C’est bizarre, mais ce lundi, mes réflexions ressemblent un peu à celles que je peux avoir quand j’ai un temps faible sur un ultra. C’est un peu rassurant car au moins, je me dis que ça finira par passer.
Mardi 17 mars
Après une nuit un peu hâchée, il fait beau, presque chaud. J’ai l’occasion de courir quelques kilomètres dans le bois juste au-dessus de chez moi (là où j’habite, je respecte les règles). Il y a une drôle d’atmosphère dès que je croise quelqu’un ; on aimerait se parler, se saluer, se rassurer, mais on sait bien qu’on ne doit pas s’approcher pour le moment. On échange un sourir niais et gêné ; c’est toujours ça de pris.
Tiens, c’est marrant, je n’avais jamais fait attention au nombre de fissures qu’il pouvait y avoir sur les murs de ma maison.
Bosser de chez soi a cela de cool que ça permet d’envoyer des mails en pyjama. Je dois bien avouer que j’aime bien.
J’ai pu découvrir le concept de Watsappero avec des potes, ça remplace pas une vraie sortie, mais c’est cool, et au moins, on n’a pas besoin de se demander comment on va rentrer.

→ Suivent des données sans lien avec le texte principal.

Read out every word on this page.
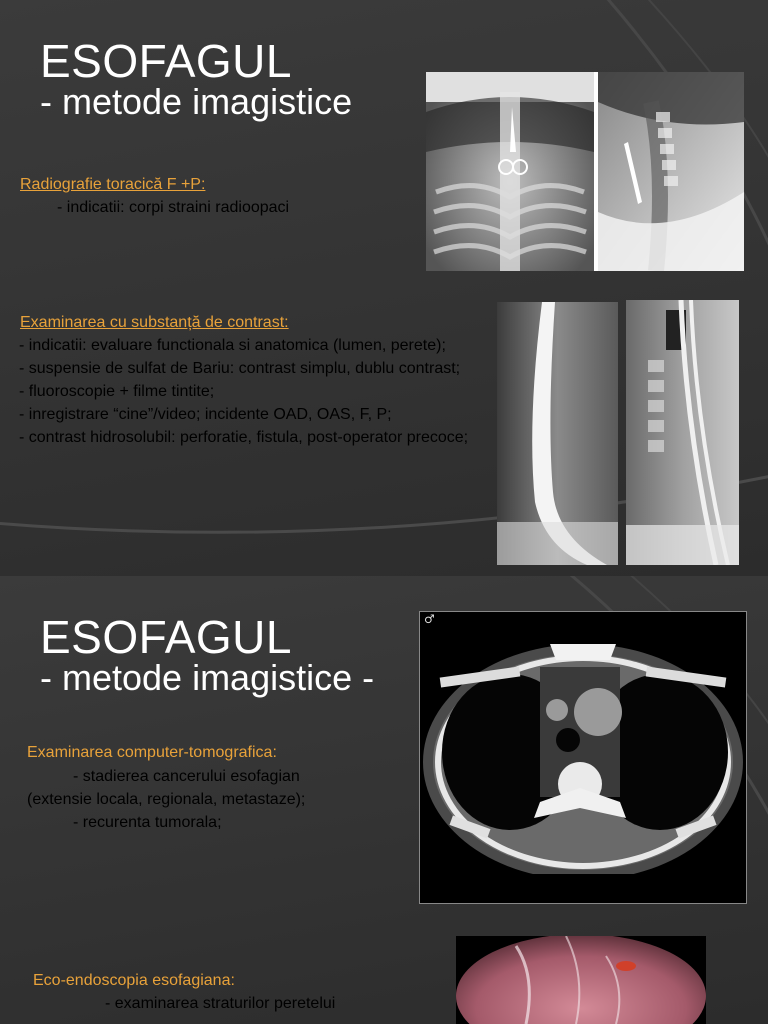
ESOFAGUL
- metode imagistice
Radiografie toracică F +P:
- indicatii: corpi straini radioopaci
Examinarea cu substanță de contrast:
- indicatii: evaluare functionala si anatomica (lumen, perete);
- suspensie de sulfat de Bariu: contrast simplu, dublu contrast;
- fluoroscopie + filme tintite;
- inregistrare “cine”/video; incidente OAD, OAS, F, P;
- contrast hidrosolubil: perforatie, fistula, post-operator precoce;
ESOFAGUL
- metode imagistice -
Examinarea computer-tomografica:
- stadierea cancerului esofagian
(extensie locala, regionala, metastaze);
- recurenta tumorala;
♂
Eco-endoscopia esofagiana:
- examinarea straturilor peretelui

Je ne sais pas si c’est parce que je suis chez moi, mais j’ai l’impression d’avoir tout le temps faim… Va falloir trouver des techniques pour éviter de tripler de volume.
Mercredi 18 mars
La solidarité et la bienveillance dont on arrive à faire preuve entre collègues fait chaud au coeur. L’impression d’être tous dans la même galère rapproche indéniablement. Que ce soit dans le stress face au virus, dans les techniques pour occuper les enfants, dans la collaboration de base, on communique beaucoup plus qu’on ne l’avait jamais fait.

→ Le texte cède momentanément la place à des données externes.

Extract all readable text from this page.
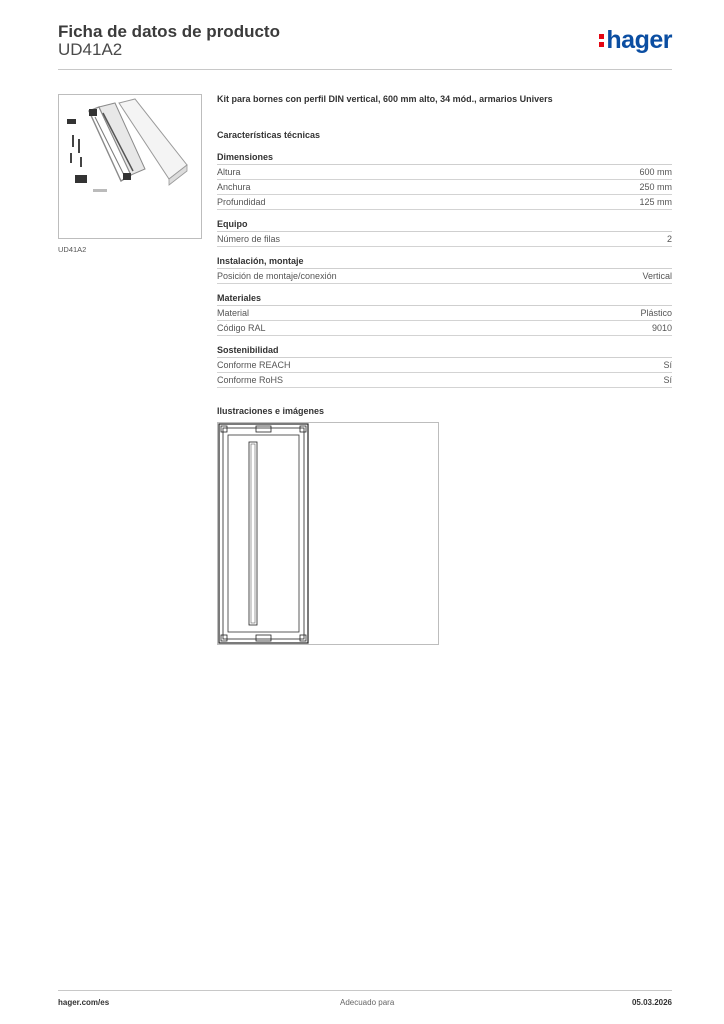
Ficha de datos de producto
UD41A2	hager
UD41A2
Kit para bornes con perfil DIN vertical, 600 mm alto, 34 mód., armarios Univers
Características técnicas
Dimensiones
Altura	600 mm
Anchura	250 mm
Profundidad	125 mm
Equipo
Número de filas	2
Instalación, montaje
Posición de montaje/conexión	Vertical
Materiales
Material	Plástico
Código RAL	9010
Sostenibilidad
Conforme REACH	Sí
Conforme RoHS	Sí
Ilustraciones e imágenes
hager.com/es	Adecuado para	05.03.2026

En faisant un petit tour sur les réseaux sociaux, c’est effrayant de voir à quel point le fait de ne pas courir peut rendre les gens bêtes et agressifs. Entre ceux qui seraient prêts à dénoncer aux flics ceux qui osent sortir dehors et ceux qui râlent de ne pas pouvoir faire comme si de rien n’était, ça craint… Déjà qu’en général, sur Facebook, les gens ne prennent pas de pincettes, là, c’est open bar dans les insultes (et je dois bien avouer que je prends un malin plaisir à insulter encore plus que d’habitude les gens qui m’énervent).
Une petite promenade dans le quartier ; tout est vide ou quasiment. S’aérer fait un bien fou, bien plus que je le pensais. C’est bien un enseignement que je garderai quand tout ça sera derrière nous.

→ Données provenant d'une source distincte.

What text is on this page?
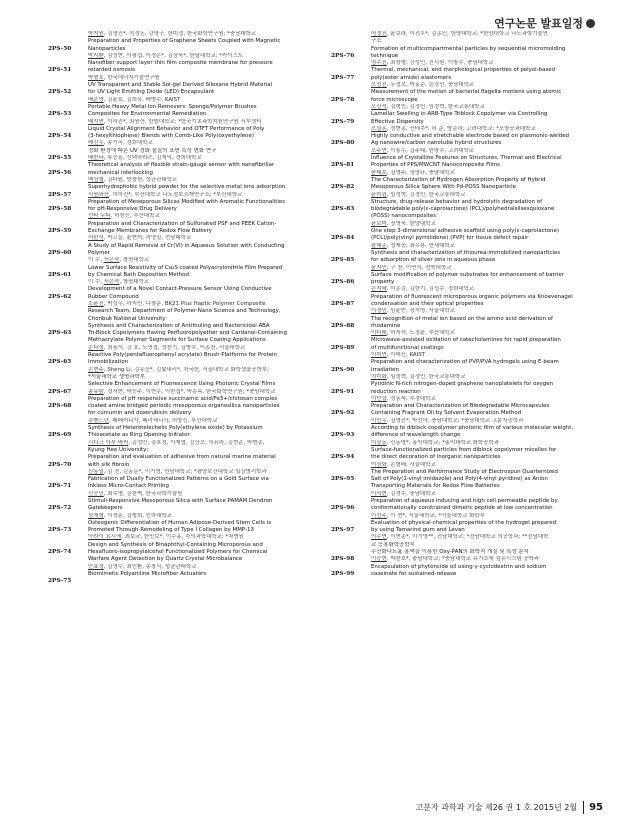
연구논문 발표일정
박지원, 김영진*, 석정돈, 강영구, 한미정, 한국화학연구원; *충남대학교
2PS-50
Preparation and Properties of Graphene Sheets Coupled with Magnetic
Nanoparticles
박지환, 김성현, 이광섭, 이경은*, 김상욱*, 한남대학교; *카이스트
2PS-51
Nanofiber support layer thin film composite membrane for pressure
retarded osmosis
박형호, 한국에너지기술연구원
2PS-52
UV Transparent and Stable Sol-gel Derived Siloxane Hybrid Material
for UV Light Emitting Diode (LED) Encapsulant
배준영, 김윤호, 김희용, 배병수, KAIST
2PS-53
Portable Heavy Metal Ion Removers: Sponge/Polymer Brushes
Composites for Environmental Remediation
배지연, 이하진*, 최원산, 한밭대학교; *한국기초과학지원연구원 서부센터
2PS-54
Liquid Crystal Alignment Behavior and OTFT Performance of Poly
(3-hexylthiophene) Blends with Comb-Like Poly(oxyethylene)
배진우, 송기국, 경희대학교
2PS-55
경화 환경에 따른 UV 경화 물질의 표면 특성 변화 연구
배한나, 류승훈, 신택하라즈, 김재익, 경희대학교
2PS-56
Theoretical analysis of flexible strain-gauge sensor with nanofibrillar
mechanical interlocking
백상열, 김다원, 방창헌, 성균관대학교
2PS-57
Superhydrophobic hybrid powder for the selective metal ions adsorption
서원와산, 이하진*, 부산대학교 나노정보소재연구소; *부산대학교
2PS-58
Preparation of Mesoporous Silicas Modified with Aromatic Functionalities
for pH-Responsive Drug Delivery
선타 무티, 허창신, 부산대학교
2PS-59
Preparation and Characterization of Sulfonated PSF and PEEK Cation-
Exchange Membranes for Redox Flow Battery
서완석, 박고을, 윤현석, 허영일, 전남대학교
2PS-60
A Study of Rapid Removal of Cr(VI) in Aqueous Solution with Conducting
Polymer
이 수, 서은숙, 창원대학교
2PS-61
Lower Surface Resistivity of Cu₂S coated Polyacrylonitrile Film Prepared
by Chemical Bath Deposition Method
이 수, 서은숙, 창원대학교
2PS-62
Development of a Novel Contact-Pressure Sensor Using Conductive
Rubber Compound
소윤진, 박상우, 하지민, 나창운, BK21 Plus Haptic Polymer Composite
Research Team, Department of Polymer-Nano Science and Technology,
Chonbuk National University
2PS-63
Synthesis and Characterization of Antifouling and Bactericidal ABA
Tri-Block Copolymers Having Perfluoropolyether and Cardanol-Containing
Methacrylate Polymer Segments for Surface Coating Applications
손다정, 최용석, 강 호, 노영경, 정찬기, 김병수, 이종찬, 서울대학교
2PS-65
Reactive Poly(pentafluorophenyl acrylate) Brush Platforms for Protein
Immobilization
손현주, Sheng Li, 김유산*, 김빛내리*, 차국헌, 서울대학교 화학생물공학부;
*서울대학교 생명과학부
2PS-67
Selective Enhancement of Fluorescence Using Photonic Crystal Films
송유람, 정서현, 박승주, 이현우, 이한섭*, 박종목, 한국화학연구원; *충남대학교
2PS-68
Preparation of pH responsive succinamic acid/Fe3+/chitosan complex
coated amine bridged periodic mesoporous organosilica nanoparticles
for curcumin and doxorubicin delivery
수벤드란, 페페어니사, 페리체니사, 허창신, 부산대학교
2PS-69
Synthesis of Heterotelechelic Poly(ethylene oxide) by Potassium
Thioacetate as Ring Opening Initiator
시디크 아부 바커, 김정안, 강호정, 이재엽, 김상오, 이유라, 김현준, 박현종,
Kyung Hee University;
2PS-70
Preparation and evaluation of adhesive from natural marine material
with silk fibroin
신동일, 김 진, 김동문*, 이기영, 전남대학교; *광양보건대학교 임상병리학과
2PS-71
Fabrication of Dually Functionalized Patterns on a Gold Surface via
Inkless Micro-Contact Printing
신승민, 최수명, 김찬벽, 한국과학기술원
2PS-72
Stimuli-Responsive Mesoporous Silica with Surface PAMAM Dendron
Gatekeepers
심재형, 이정훈, 김형희, 인하대학교
2PS-73
Osteogenic Differentiation of Human Adipose-Derived Stem Cells is
Promoted Through Remodeling of Type I Collagen by MMP-13
아라이 요시에, 최보규, 한인보*, 이수홍, 차의과학대학교; *차병원
2PS-74
Design and Synthesis of Binaphthyl-Containing Microporous and
Hexafluoro-isopropylalcohol Functionalized Polymers for Chemical
Warfare Agent Detection by Quartz Crystal Microbalance
안효정, 김영수, 최민환, 송창식, 성균관대학교
2PS-75
Biomimetic Polyaniline Microfiber Actuators
어경진, 윤보라, 이진우*, 김종민, 한양대학교; *한양대학교 나노과학기술연
구소
2PS-76
Formation of multicompartmental particles by sequential micromolding
technique
엄수진, 최창형, 강성민, 진시원, 이창수, 충남대학교
2PS-77
Thermal, mechanical, and morphological properties of polyol-based
poly(ester amide) elastomers
오성진, 우정오, 박흥준, 손경선, 충남대학교
2PS-78
Measurement of the motion of bacterial flagella motions using atomic
force microscope
오신석, 김형민, 김경민, 임정혁, 한국교통대학교
2PS-79
Lamellar Swelling in ARB-Type Triblock Copolymer via Controlling
Effective Dispersity
오상훈, 정현종, 산테추*, 허 준, 방준하, 고려대학교; *포항공과대학교
2PS-80
Highly conductive and stretchable electrode based on plasmonic-welded
Ag nanowire/carbon nanotube hybrid structures
오주연, 이용수, 김주태, 한창수, 고려대학교
2PS-81
Influence of Crystalline Features on Structures, Thermal and Electrical
Properties of PPS/MWCNT Nanocomposite Films
윤태호, 김영주, 정영규, 충남대학교
2PS-82
The Characterization of Hydrogen Absorption Property of Hybrid
Mesoporous Silica Sphere With Pd-POSS Nanoparticle
윤미림, 임정혁, 김경민, 한국교통대학교
2PS-83
Structure, drug-release behavior and hydrolytic degradation of
biodegradable poly(ɛ-caprolactone) (PCL)/polyhedralsilsesquioxane
(POSS) nanocomposites
윤보미, 장영욱, 한양대학교
2PS-84
One step 3-dimensional adhesive scaffold using poly(ɛ-caprolactone)
(PCL)/poly(vinyl pyrrolidone) (PVP) for tissue defect repair
윤혜준, 정재웅, 최우용, 연세대학교
2PS-85
Synthesis and characterization of thiourea-immobilized nanoparticles
for adsorption of silver ions in aqueous phase
윤지민, 구 천, 이연식, 전북대학교
2PS-86
Surface modification of polymer substrates for enhancement of barrier
property
은지혜, 이종걸, 김한기, 김성수, 경희대학교
2PS-87
Preparation of fluorescent microporous organic polymers via Knoevenagel
condensation and their optical properties
이경민, 임윤빈, 장지영, 서울대학교
2PS-88
The recognition of metal ion based on the amino acid derivation of
rhodamine
이다래, 허지석, 도정윤, 부산대학교
2PS-89
Microwave-assisted oxidation of catecholamines for rapid preparation
of multifunctional coatings
이미연, 이해신, KAIST
2PS-90
Preparation and characterization of PVP/PVA hydrogels using E-beam
irradiation
이미화, 임정혁, 김경민, 한국교통대학교
2PS-91
Pyridinic N-rich nitrogen-doped graphene nanoplatelets for oxygen
reduction reaction
이민섭, 정동욱, 부경대학교
2PS-92
Preparation and Characterization of Biodegradable Microcapsules
Containing Fragrant Oil by Solvent Evaporation Method
이민우, 김영진*, 박선아, 충남대학교; *충남대학교 고분자공학과
2PS-93
According to diblock copolymer photonic film of various molecular weight,
difference of wavelength change
이상동, 신동명*, 홍익대학교; *홍익대학교 화학공학과
2PS-94
Surface-functionalized particles from diblock copolymer micelles for
the direct decoration of inorganic nanoparticles
이상화, 손형배, 서울대학교
2PS-95
The Preparation and Performance Study of Electrospun Quarternized
Salt of Poly(1-vinyl imidazole) and Poly(4-vinyl pyridine) as Anion
Transporting Materials for Redox Flow Batteries
이석현, 김경수, 충남대학교
2PS-96
Preparation of aqueous inducing and high cell permeable peptide by
conformationally constrained dimeric peptide at low concentration
이선주, 이 면*, 서울대학교; *서울대학교 화학부
2PS-97
Evaluation of physical-chemical properties of the hydrogel prepared
by using Tamarind gum and Levan
이수연, 이현준*, 이기영**, 전남대학교; *전남대학교 의공학과; **전남대학
교 응용화학공학부
2PS-98
수산화나트륨 용액을 이용한 Oxy-PAN의 화학적 개질 및 특성 분석
이승현, 박찬호*, 충남대학교; *충남대학교 유기소재 섬유시스템 공학과
2PS-99
Encapsulation of phytoncide oil using γ-cyclodextrin and sodium
caseinate for sustained-release
고분자 과학과 기술 제26 권 1 호 2015년 2월 95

Mais bordel, comment on peut faire autant de poussière en restant chez soi ?
Jeudi 19 mars
Je ne sais pas si c’est parce que je n’ai plus vu personne depuis quelques jours, mais j’ai l’impression de comprendre ce que signifient les miaulement de mes chats.
Quand je vois un peu les infos et les réactions des gens, je me dis que ceux qui se plaignaient encore récemment qu’on était en dictature doivent s’étouffer maintenant. Et je suis convaincu qu’une bonne partie des blaireaux complotistes anti vaccins sont les premiers à paniquer aujourd’hui du fait qu’on ne sait pas gérer le virus. Les gars, bienvenue dans un monde sans vaccin et où on doit justifier chacun de nos déplacements. Alors à l’avenir, arrêtez de voir de la dictature partout et arrêtez de voir les vaccins comme quelque chose de mauvais. L’expérience vous aura montré la stupidité abyssale de votre réflexion.
Histoire de penser un peu à autre chose, j’ai un peu commencé à planifier l’après-confinement. On a bien compris que les échéances printanières étaient fichues. Celles de l’été vont arriver cependant. Et mine de rien, d’un point de vue assez personnel, regarder à l’horizon aide à ne pas voir qu’on a actuellement les pieds dans la merde. Plus qu’à trouver comment m’entretenir à minima avant de reprendre les choses sérieuses. En espérant qu’on pourra les reprendre le plus rapidement possible. D’ici là, portez-vous bien et restez chez vous un maximum.